Jakarta – Otoritas Jasa Keuangan (OJK) telah menyatakan kesiapan mereka untuk memulai pengawasan terhadap transaksi kripto pada Januari 2025. Langkah ini diambil sebagai upaya untuk mencegah tindakan pencucian uang dan kejahatan lainnya yang mungkin terjadi melalui perdagangan komoditas digital tersebut.
Kepala Eksekutif Pengawas Inovasi Teknologi Sektor Keuangan, Aset Keuangan Digital, dan Aset Kripto OJK, Hasan Fawzi, menyatakan bahwa pihaknya akan bekerja sama dengan Pusat Pelaporan dan Analisis Transaksi Keuangan (PPATK) untuk mengatasi potensi tindak pidana dalam transaksi kripto. Hasan mengakui bahwa pencucian uang merupakan salah satu tantangan terbesar yang harus dihadapi dalam pengawasan ini.
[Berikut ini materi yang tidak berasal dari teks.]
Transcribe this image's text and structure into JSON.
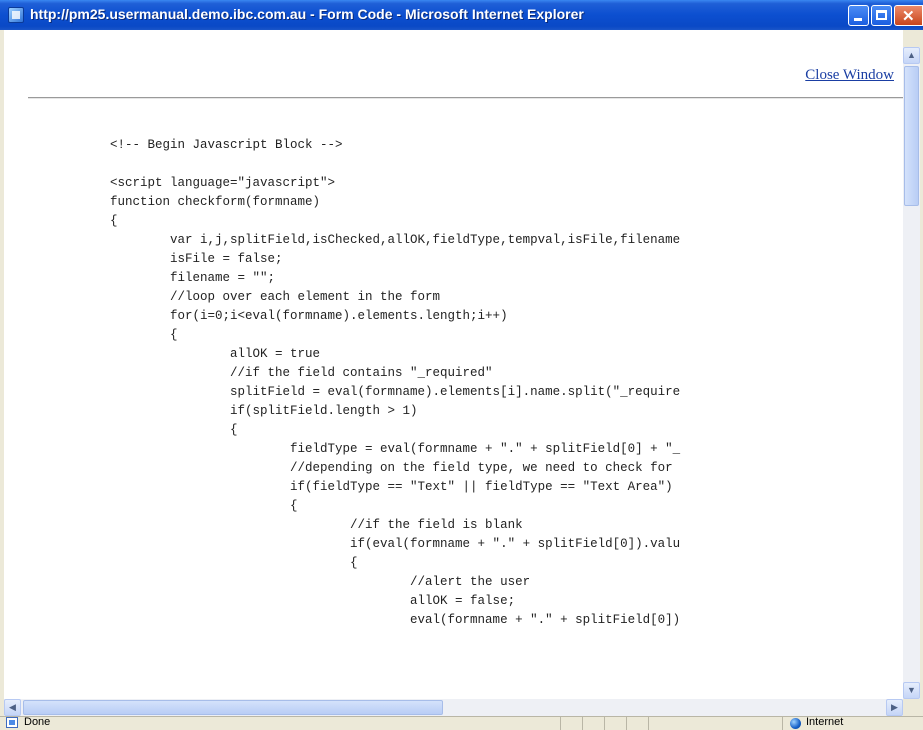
{
  "window": {
    "title": "http://pm25.usermanual.demo.ibc.com.au - Form Code - Microsoft Internet Explorer",
    "controls": [
      "minimize",
      "maximize",
      "close"
    ],
    "icons": {
      "title": "ie-page-icon",
      "minimize": "minimize-icon",
      "maximize": "maximize-icon",
      "close": "close-icon"
    }
  },
  "page": {
    "close_link": "Close Window",
    "code": "<!-- Begin Javascript Block -->\n\n<script language=\"javascript\">\nfunction checkform(formname)\n{\n        var i,j,splitField,isChecked,allOK,fieldType,tempval,isFile,filename\n        isFile = false;\n        filename = \"\";\n        //loop over each element in the form\n        for(i=0;i<eval(formname).elements.length;i++)\n        {\n                allOK = true\n                //if the field contains \"_required\"\n                splitField = eval(formname).elements[i].name.split(\"_require\n                if(splitField.length > 1)\n                {\n                        fieldType = eval(formname + \".\" + splitField[0] + \"_\n                        //depending on the field type, we need to check for\n                        if(fieldType == \"Text\" || fieldType == \"Text Area\")\n                        {\n                                //if the field is blank\n                                if(eval(formname + \".\" + splitField[0]).valu\n                                {\n                                        //alert the user\n                                        allOK = false;\n                                        eval(formname + \".\" + splitField[0])"
  },
  "scrollbars": {
    "up": "▲",
    "down": "▼",
    "left": "◀",
    "right": "▶"
  },
  "status": {
    "text": "Done",
    "zone": "Internet",
    "icons": {
      "done": "ie-page-icon",
      "zone": "globe-icon"
    }
  },
  "colors": {
    "title_bar": "#0c4fd0",
    "link": "#1a3ea3",
    "chrome": "#ece9d8"
  }
}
Selain itu, OJK juga akan berkolaborasi dengan sistem pembayaran lainnya untuk memantau profil nasabah dan transaksi yang terkait dengan perdagangan kripto. Hasan menjelaskan bahwa potensi anomali dalam transaksi dapat berasal dari nilai transaksi yang besar, seperti pencucian uang, atau transaksi kecil seperti judi online yang dikenal dengan istilah “judol”.
Diketahui bahwa OJK akan secara resmi mengambil alih peran sebagai pengawas perdagangan kripto mulai Januari 2025. Sebelumnya, tugas ini diemban oleh Badan Pengawas Perdagangan Berjangka Bursa Komoditi (Bappebti), yang berada di bawah Kementerian Perdagangan. Dengan peralihan ini, OJK sebagai lembaga independen diharapkan dapat memberikan pengawasan yang lebih efektif.
Hasan menegaskan bahwa kerja sama dengan PPATK tidak hanya sebatas pelaporan, tetapi juga mencakup aktivitas penyelidikan untuk mengungkap dan mencegah tindak pidana dalam transaksi kripto.
Berdasarkan data resmi, terdapat 545 aset kripto yang diperdagangkan di Pasar Fisik Aset Kripto, yang terdiri dari 506 aset global dan 39 aset lokal. Sementara itu, nilai transaksi aset kripto mencapai Rp33,47 triliun pada September 2024.